Ni bonjour ni merde, tu étais sans doute trop perturbé pour le lui dire, ou alors c'était juste comme ça. Malgré le fait que ça faisait des années que vous n'aviez pas parlé, tu avais presque encore l'habitude terrible de ne jamais dire bonjour ou au revoir, pour que ce soit jamais vraiment la dernière fois.
Danaé avait passé la nuit au téléphone avec Nori, jusqu'à ce que le matin pointe le bout de son nez et que les choses se calment. A pleurer, pleurer, pleurer. Pleurer de son impuissance et de sa lâcheté et de tout ce qui faisait qu'elle était humaine. Juste, humaine. Sans capacité, sans rien pour l'aider. Et Alcyone qui n'était plus là... son absence se faisait ressentir, terriblement.

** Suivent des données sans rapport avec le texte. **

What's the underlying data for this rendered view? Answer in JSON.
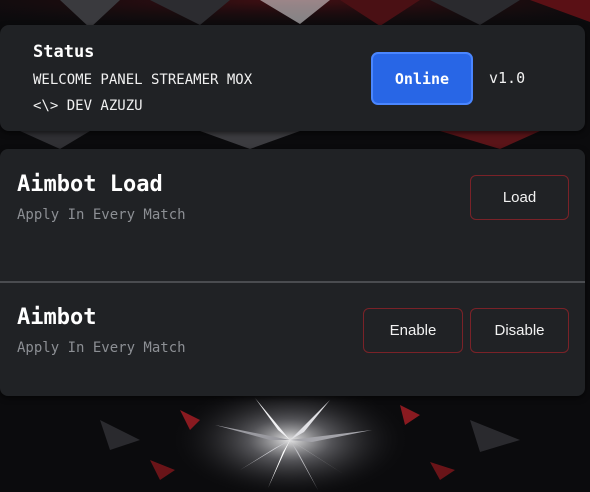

Enfin, ça, c'était jusqu'à ce que Ceylan se présente à la porte, évidemment. S'il ressentait le besoin de venir jusqu'à elle, c'était par la faute d'Alcyone et le lien qu'elle avait tissé entre eux. Si elle n'avait jamais été là... elle n'aurait jamais eu à entendre parler à nouveau de Ceylan Alterra. Danaé eut un soupir alors qu'elle posait son front contre le mur, près de son côté de l'interphone.
* Je t'ouvre.
Elle n'attendait pas Ceylan de pied ferme. Et elle n'avait pas essayé de rendre son ton impassible. Elle craignait que la simple vision de Ceylan ne la tue sur le champ.
Tu grimpes les escaliers qui te séparent de son étage, de son appartement, machinalement. Tu te souviens l'avoir raccompagnée un certain nombre de fois jusqu'ici, jusqu'à cette porte. Tu n'étais pas entré souvent, et lorsque tu trouve la porte entrouverte, tu te glisse à l'intérieur, sans faire un bruit, prenant soin de la refermer derrière toi.

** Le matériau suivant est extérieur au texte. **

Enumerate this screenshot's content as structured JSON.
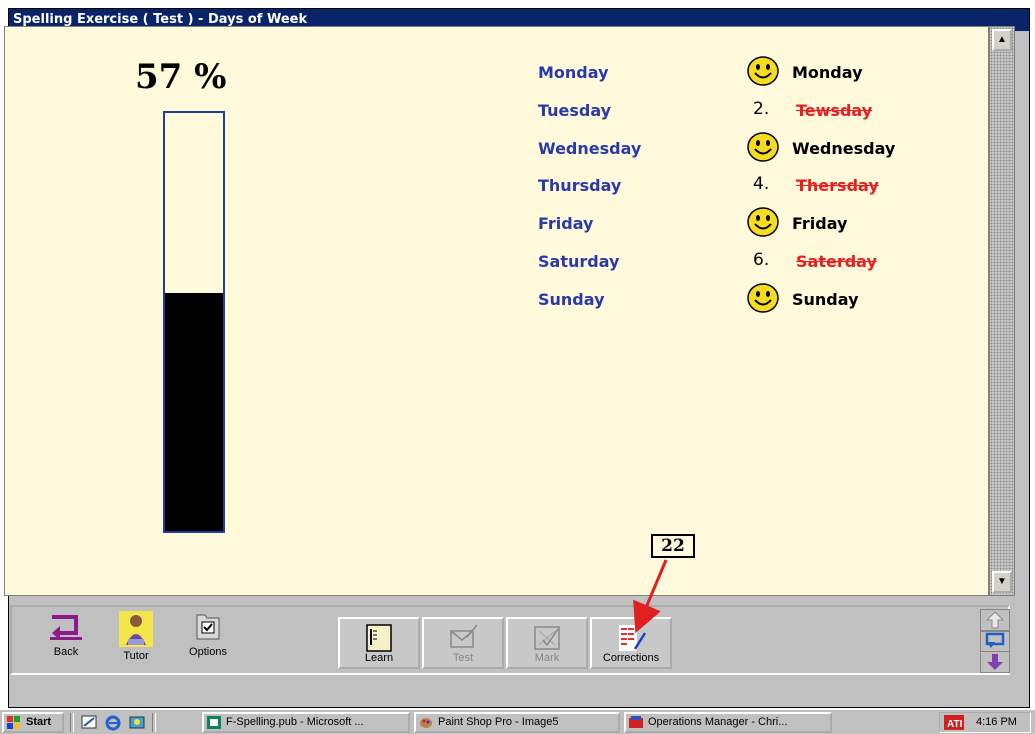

─ Je suis désolé si je te dérange. Je n'serais pas long.
Tu mens, sans doute. Tu n'es pas vraiment désolé, et tu ne sais pas si tu seras long ou pas. Mais tu supposes que cette attitude à te mettre en retrait pourrait te faire gagner quelques points avec la jeune femme qui n'a clairement aucune envie de te trouver sur le pas de sa porte aujourd'hui.
─ Le truc, j'vais être cash, c'est que j'arrête pas de penser à toi. Pas en mode tu me manques j'peux rien faire sans toi, tout ça. Juste, j'ai la boule au ventre à l'idée qu'il t'arrive un truc...

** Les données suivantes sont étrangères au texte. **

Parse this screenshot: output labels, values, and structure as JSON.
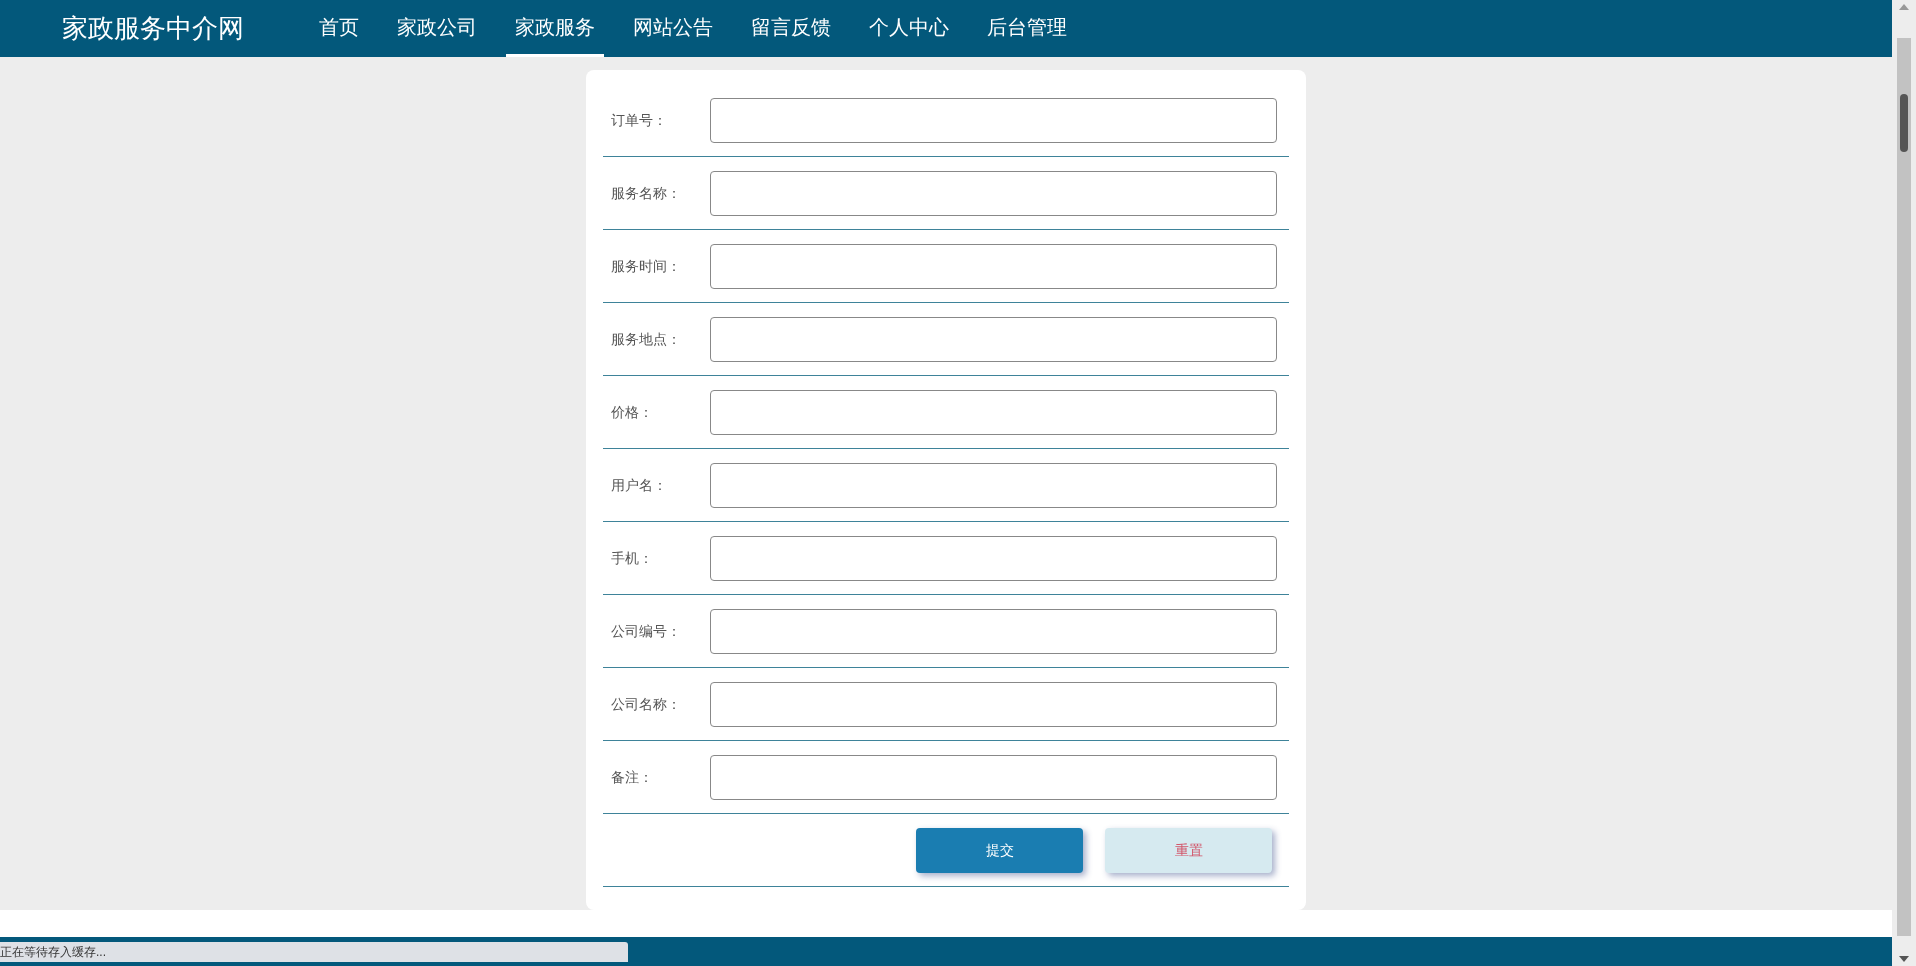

Ok, ça y est, t'es bizarre, et clairement la pauvre Danaé ne t'a jamais vu dans cet état. C'est sûrement le manque de sommeil qui doit te mettre un coup au moral.
* Je sais, elle déclare. Alcyone n'était plus là pour observer ce qu'elle faisait, mais en soi, ce n'était pas plus mal. Quoique. Oh, elle aurait adoré les voir se rabibocher, elle qui avait tant lutté pour inclure Ceylan dans le cercle. Elle voulait que Danaé aille bien. Elle s'y prenait juste très mal. On ne pouvait lui en vouloir. Danaé lui en voulait.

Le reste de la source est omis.